After a week of nearly sleepless nights, the factor which made Sterling’s work worth it were the reactions exhibited by all as the Student Council delivered these well-prepared treats. It took no special effort to see each student’s face light up as his or her name was called, and it required no genius to discover that hundreds of days had been made by such a seemingly insignificant act. Classrooms were illuminated with smiles as the quotes were read, and it was not at all difficult to sense that by this small gesture, lives were being changed. To the students of Spanish Fork High School, an origami flower and a few chocolates made a world of difference, but perhaps it was not these two objects which produced such a reaction at all.
Admittedly, handing out the treats was without a doubt Sterling’s favorite part of the project. “It took so much work,” he shared, “and it was nice to finally see it all falling into place.” The Valentine’s Day hero described witnessing his fellow students’ reactions as all he had expected and more, proving that his extensive efforts had finally paid off in far better ways than he had imagined; and pay off it did, not only for Sterling but for his parents, church organization, and the Youth City Council, who offered their efforts towards this project.
Brinkerhoff admitted he could not have carried out the activity without them, as their help proved so crucial in his planning. Little did he comprehend his impact on them as well. Further from the eyes of the public and less recognized than Brinkerhoff’s major effect on Valentine’s Day was the miracle his preparation did in bringing together not only the school, but the community. Countless hours and hands can be counted, when it came to constructing the origami flowers, in addition to organizing the handouts. In line with everything Sterling’s goal encompassed, the hours of work placed into his project brought the school together as one, enabling students to become more conscious of all those surrounding them.

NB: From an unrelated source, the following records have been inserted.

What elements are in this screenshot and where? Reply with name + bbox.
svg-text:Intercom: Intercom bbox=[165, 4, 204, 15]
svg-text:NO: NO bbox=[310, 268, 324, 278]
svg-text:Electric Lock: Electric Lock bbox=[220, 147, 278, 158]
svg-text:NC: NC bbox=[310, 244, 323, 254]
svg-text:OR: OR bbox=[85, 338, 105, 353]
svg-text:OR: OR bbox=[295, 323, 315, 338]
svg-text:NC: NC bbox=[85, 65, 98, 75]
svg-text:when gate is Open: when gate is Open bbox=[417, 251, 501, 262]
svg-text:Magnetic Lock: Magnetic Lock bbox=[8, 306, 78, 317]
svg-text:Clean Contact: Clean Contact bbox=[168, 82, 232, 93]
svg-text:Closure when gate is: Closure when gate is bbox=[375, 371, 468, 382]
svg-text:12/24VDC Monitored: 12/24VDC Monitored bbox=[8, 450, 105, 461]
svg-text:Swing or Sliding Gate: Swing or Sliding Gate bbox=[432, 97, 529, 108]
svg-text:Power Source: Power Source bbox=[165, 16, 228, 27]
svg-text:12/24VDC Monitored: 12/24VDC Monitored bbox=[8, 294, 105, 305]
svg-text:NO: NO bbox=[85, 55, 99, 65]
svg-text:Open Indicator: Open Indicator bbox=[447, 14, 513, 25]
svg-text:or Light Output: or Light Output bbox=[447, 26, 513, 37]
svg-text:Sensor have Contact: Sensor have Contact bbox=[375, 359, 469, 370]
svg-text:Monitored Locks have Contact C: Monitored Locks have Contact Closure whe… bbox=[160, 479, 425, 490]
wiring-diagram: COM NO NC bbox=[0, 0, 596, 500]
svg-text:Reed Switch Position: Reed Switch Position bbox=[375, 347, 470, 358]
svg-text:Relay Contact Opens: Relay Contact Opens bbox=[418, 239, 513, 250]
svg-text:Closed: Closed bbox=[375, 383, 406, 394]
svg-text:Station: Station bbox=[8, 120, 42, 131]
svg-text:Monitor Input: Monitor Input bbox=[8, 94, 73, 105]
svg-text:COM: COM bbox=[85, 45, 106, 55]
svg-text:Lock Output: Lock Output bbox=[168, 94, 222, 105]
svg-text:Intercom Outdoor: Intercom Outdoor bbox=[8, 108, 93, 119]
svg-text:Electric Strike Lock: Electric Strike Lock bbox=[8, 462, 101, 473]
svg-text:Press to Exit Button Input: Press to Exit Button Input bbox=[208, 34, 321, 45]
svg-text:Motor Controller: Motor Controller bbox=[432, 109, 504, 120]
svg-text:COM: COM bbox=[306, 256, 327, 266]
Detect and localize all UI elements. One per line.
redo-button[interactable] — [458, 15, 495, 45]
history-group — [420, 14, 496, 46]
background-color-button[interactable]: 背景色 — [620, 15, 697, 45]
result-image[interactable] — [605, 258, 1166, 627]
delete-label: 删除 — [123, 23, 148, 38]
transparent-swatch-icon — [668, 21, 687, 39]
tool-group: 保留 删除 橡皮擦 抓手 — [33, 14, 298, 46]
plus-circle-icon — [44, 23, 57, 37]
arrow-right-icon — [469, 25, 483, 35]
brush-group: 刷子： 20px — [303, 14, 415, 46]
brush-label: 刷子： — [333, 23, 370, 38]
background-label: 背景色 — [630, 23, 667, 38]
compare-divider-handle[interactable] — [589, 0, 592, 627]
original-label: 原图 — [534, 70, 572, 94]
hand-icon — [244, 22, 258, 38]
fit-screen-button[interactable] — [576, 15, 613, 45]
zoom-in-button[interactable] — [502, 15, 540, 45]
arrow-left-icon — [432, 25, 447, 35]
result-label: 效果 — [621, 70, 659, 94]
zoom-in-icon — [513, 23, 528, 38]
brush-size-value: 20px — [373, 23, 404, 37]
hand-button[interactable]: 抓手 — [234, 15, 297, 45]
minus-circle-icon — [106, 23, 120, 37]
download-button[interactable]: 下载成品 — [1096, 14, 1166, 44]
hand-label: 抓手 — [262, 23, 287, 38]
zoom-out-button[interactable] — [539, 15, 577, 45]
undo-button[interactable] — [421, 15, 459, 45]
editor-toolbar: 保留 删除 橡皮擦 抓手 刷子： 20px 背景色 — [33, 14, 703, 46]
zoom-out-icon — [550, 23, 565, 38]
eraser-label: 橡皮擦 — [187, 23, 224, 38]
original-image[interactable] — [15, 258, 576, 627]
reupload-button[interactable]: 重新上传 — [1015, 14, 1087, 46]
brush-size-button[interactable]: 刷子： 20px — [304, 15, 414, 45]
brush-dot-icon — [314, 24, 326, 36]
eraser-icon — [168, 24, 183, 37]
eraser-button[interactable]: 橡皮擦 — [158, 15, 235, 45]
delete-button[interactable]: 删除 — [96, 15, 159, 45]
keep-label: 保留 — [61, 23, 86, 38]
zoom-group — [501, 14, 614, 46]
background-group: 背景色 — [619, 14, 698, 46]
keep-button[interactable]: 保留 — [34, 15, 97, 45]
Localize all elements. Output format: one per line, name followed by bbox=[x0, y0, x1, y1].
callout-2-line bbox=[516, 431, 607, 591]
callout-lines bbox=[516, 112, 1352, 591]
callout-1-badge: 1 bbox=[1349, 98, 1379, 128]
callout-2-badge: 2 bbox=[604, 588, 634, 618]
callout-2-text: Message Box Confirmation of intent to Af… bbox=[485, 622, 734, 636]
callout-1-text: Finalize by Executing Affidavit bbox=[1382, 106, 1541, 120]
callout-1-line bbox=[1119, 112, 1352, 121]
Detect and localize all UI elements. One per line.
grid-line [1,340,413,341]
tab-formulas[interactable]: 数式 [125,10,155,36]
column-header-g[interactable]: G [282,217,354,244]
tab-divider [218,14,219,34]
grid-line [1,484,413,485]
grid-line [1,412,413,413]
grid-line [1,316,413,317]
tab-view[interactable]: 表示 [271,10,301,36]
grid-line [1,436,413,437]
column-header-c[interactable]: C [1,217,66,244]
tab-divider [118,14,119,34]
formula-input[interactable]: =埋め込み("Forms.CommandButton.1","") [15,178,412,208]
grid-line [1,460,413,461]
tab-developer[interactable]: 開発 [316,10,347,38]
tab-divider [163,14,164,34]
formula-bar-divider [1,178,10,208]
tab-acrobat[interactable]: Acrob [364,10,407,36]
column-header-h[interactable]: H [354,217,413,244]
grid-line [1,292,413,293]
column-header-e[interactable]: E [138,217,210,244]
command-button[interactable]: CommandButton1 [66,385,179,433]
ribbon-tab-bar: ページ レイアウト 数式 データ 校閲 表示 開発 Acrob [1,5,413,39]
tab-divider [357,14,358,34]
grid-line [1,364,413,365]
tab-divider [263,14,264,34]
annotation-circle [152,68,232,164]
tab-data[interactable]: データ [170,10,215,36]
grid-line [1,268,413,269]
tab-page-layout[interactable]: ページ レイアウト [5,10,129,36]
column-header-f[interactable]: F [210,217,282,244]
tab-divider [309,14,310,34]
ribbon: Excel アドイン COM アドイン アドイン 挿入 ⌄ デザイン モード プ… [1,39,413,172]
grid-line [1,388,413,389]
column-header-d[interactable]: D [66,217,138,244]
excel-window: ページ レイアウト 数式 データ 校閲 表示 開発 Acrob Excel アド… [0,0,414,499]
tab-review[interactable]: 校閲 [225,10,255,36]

At one point during the handing-out process, speaking the only words anyone could possibly muster, a teacher posed the question, “It’s remarkable, isn’t it?” Truly, it was, in every sense of the word, and not only for the preparation, but the amount of thought and ultimately the overall effect which exceeded the cost at which it came.
When asked about plans to further the project, Brinkerhoff said, without skipping a beat, “I plan to thank the people who helped me by welding metal flowers for them, and next year, I want to extend this project to another school as well.” Clearly, Sterling is not one to stop at his initial goal, but continues to strive for excellence. Spanish Fork High School owes its utmost gratitude to Sterling for demonstrating to all students what the “Day of Love” is really about.
It is not every day that such grandiose events take place, but Sterling Brinkerhoff’s Valentine’s Day project reflects better than all else on what being a member of Spanish Fork High School is. As Principal Dave McKee put it, “At this school, we thrive on doing things for other people. It’s a culture of caring.” Surely this student has manifested exactly that in making this Valentine’s Day one to remember.